②Wind pressure load (W). The sum (vector sum) of the wind pressure (M W ) applied to the assembly and the wind pressure (K W ) applied to the support.
③Snow load (S). Snow load perpendicular to the component face.
④ Earthquake load (K). The horizontal seismic force applied to the support (the seismic load is generally less important than the wind pressure load in the steel structure support)
The load conditions and load combinations are shown in Table 1. For the load combination in snowy areas, set the snow load to 70% of the normal load, and set it to 35% in the event of a storm and an earthquake.
2.2 Wind pressure load
When designing a support structure for installing a solar cell array, the largest load among the imaginary loads is generally the wind pressure load. The majority of wind-induced damage in battery arrays occurs during high winds. The wind pressure load specified here is only applicable to the design for the purpose of preventing damage caused by strong wind.
(1) Wind pressure load at design time
Wind pressure load acting on the array: W = CW×q ×AW where W is the wind pressure load (N); C W is the wind coefficient; q is the design velocity pressure (N/m2); A W is the wind-receiving area (m2) .
(2) Speed pressure at design time
Speed pressure during design: q = q0×α×I×J where q is the design speed pressure (N/m2); q0 is the reference speed pressure (N/m2); α is the height compensation coefficient; I is the application coefficient; J is the environmental coefficient.
For the design speed pressure q, it should generally be calculated according to the following criteria: For the occasions below 16m above the ground and above 16m, the velocity pressure formula should be calculated according to the following principles: the occasions below 16m above the ground: 60; the occasions above 16m above the ground: 1204. Here, h is the height above the ground. In the case of installation 31m above the ground, the wind coefficient is specified as 1.5 or more.

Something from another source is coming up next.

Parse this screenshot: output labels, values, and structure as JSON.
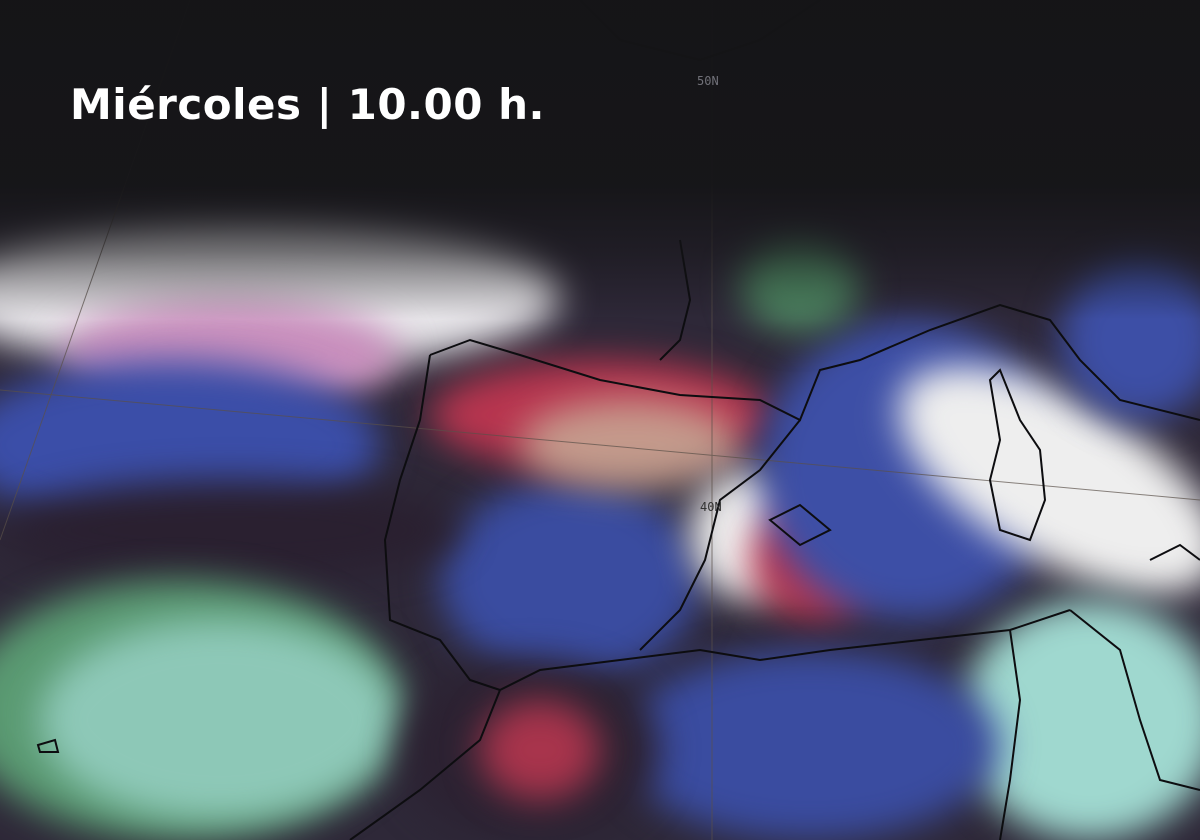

① Reference speed pressure q0. Set the reference height to 10m and calculate it by the following formula: q0= 0.5ρ×V 02 where q0 is the reference speed pressure (N/m2); ρ is the air density and wind speed (N s2/m4); V0 is the design reference ( m/s). The density of air is different in summer and winter. From a safety point of view, the larger value in winter is 1.274N·s2/m4. The reference wind speed for design is taken at the installation site of the solar cell array, at a height of 10m above the ground, and the maximum instantaneous wind speed reproduced within 50 years.
②Height correction coefficient α. The velocity pressure varies with the altitude above the ground, so altitude correction is required. The height correction coefficient is calculated by the following formula: α= , where α is the height correction coefficient; h is the height of the array above the ground; h0 is the height above the reference ground l0m; n is the degree of incremental change due to height, and 5 is the standard.
③Use factor I . is a coefficient corresponding to the importance of the use of the solar photovoltaic power generation system (see Table 2). Generally, the design reproduction period of the wind speed of a solar photovoltaic power generation system is set to 50 years, which corresponds to a use factor of 1.0.